Speaking of conferences... I'm speaking at the iBlog Conference on Nov. 5-7 at Perry, IA.  You can purchase tickets through this link.  (Use code "save50" to get $50 off Thursday and "save25" to get $25 off Friday and Saturday!)  

4 comments:

joyfulmothering | September 23, 2010 at 9:28 AM

Very thought provoking. I am one of those looking for a sponsorship to Relevant, yet, besides a few "shameless tweets", I have a hard time trying to "beg" for money. :( Unfortunately, I don't feel as if I have much to offer companies at this time except authentic love of their products and promoting them to anyone who will listen. Having just started out with a new blog, my readership isn't quite "up there" yet.
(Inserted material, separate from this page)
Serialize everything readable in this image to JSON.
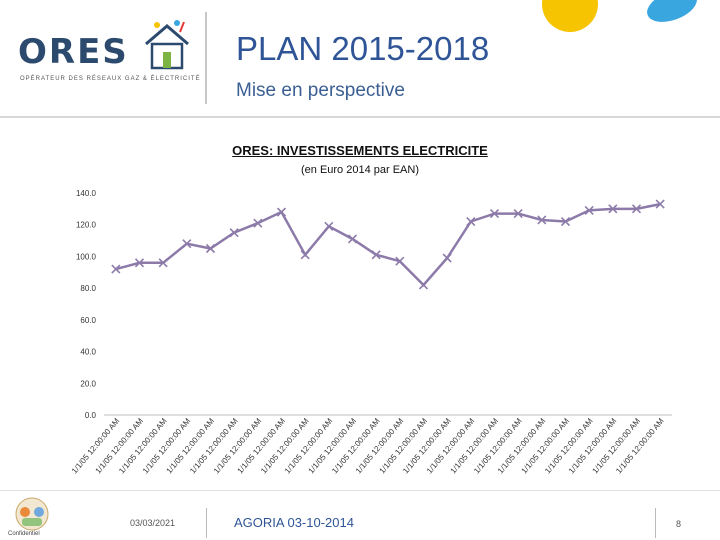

But thank you for the heads up!! Because I agree, although I'd love to promote a product I LOVE, I don't want to be a walking, ANNOYING advertisement, either. I want to be casual and authentic.

Linsey Knerl - Editor | September 23, 2010 at 9:53 AM

Thanks for sharing your thoughts! I have been blessed to be able to attend 3 conferences fully sponsored in 3 years. I have also paid over $7,000 out of pocket to attend many on my own (and bring along hubby, pay for child care, etc) Come tax time, it's nice to be able to write off those expenses as business deductions, but I also remember thinking how I wish I had more help in making it to the conferences I really wanted to attend.

My wish is that more bloggers had opportunities to attend the conferences for free (or at least get some help.) The problem is when the help comes from brands. Sometimes, the blogger gets the wrong end of the stick, and become almost an employee to the company, unable to attend the functions they want or promote themselves in the way that they see fit. (Even more confusion comes from bloggers being sponsored by multiple brands. Trying to please everyone has cause many a blogger to get way stressed out!) Granted there are some great sponsors, but it really depends on their expectations (which you should get up front before agreeing to anything.)

Just a tip: My first trip to BlogHer was paid for by a search marketing company after I won it from the BlogHer website. Make sure that you are entering every possible giveaway opportunity for conferences. Being sponsored as a winner involves much less (sometimes nothing) than when you're working for your sponsorship. (And the odds are really just about as good.)

Hope you get to go to your favorite conferences :) I would have loved to go to Relevant had my son not been so young yet!

@AngEngland | October 6, 2010 at 6:22 PM

I'm speaking at I_Blog with you also! Maybe not on the same panel, but I'll be there. :-)

I've not yet ever been sponsored to a conference and I think it would have to be a really great fit for me and my site befor I would take a conference sponsorship. To me a more logical partnership might be content creation and blog advertising package for the company in exchange for $X which the blogger is then free to use as they choose....pizza parties for the next month and a half, or a blog conference they want to attend. Less strings. Less confusion. More clarity.

Look forward to meeting you in person! :-)

Angela <><

Linsey - Editor | October 7, 2010 at 12:30 AM

Great thoughts, Angela! I can't wait to meet you at the iblog conference!!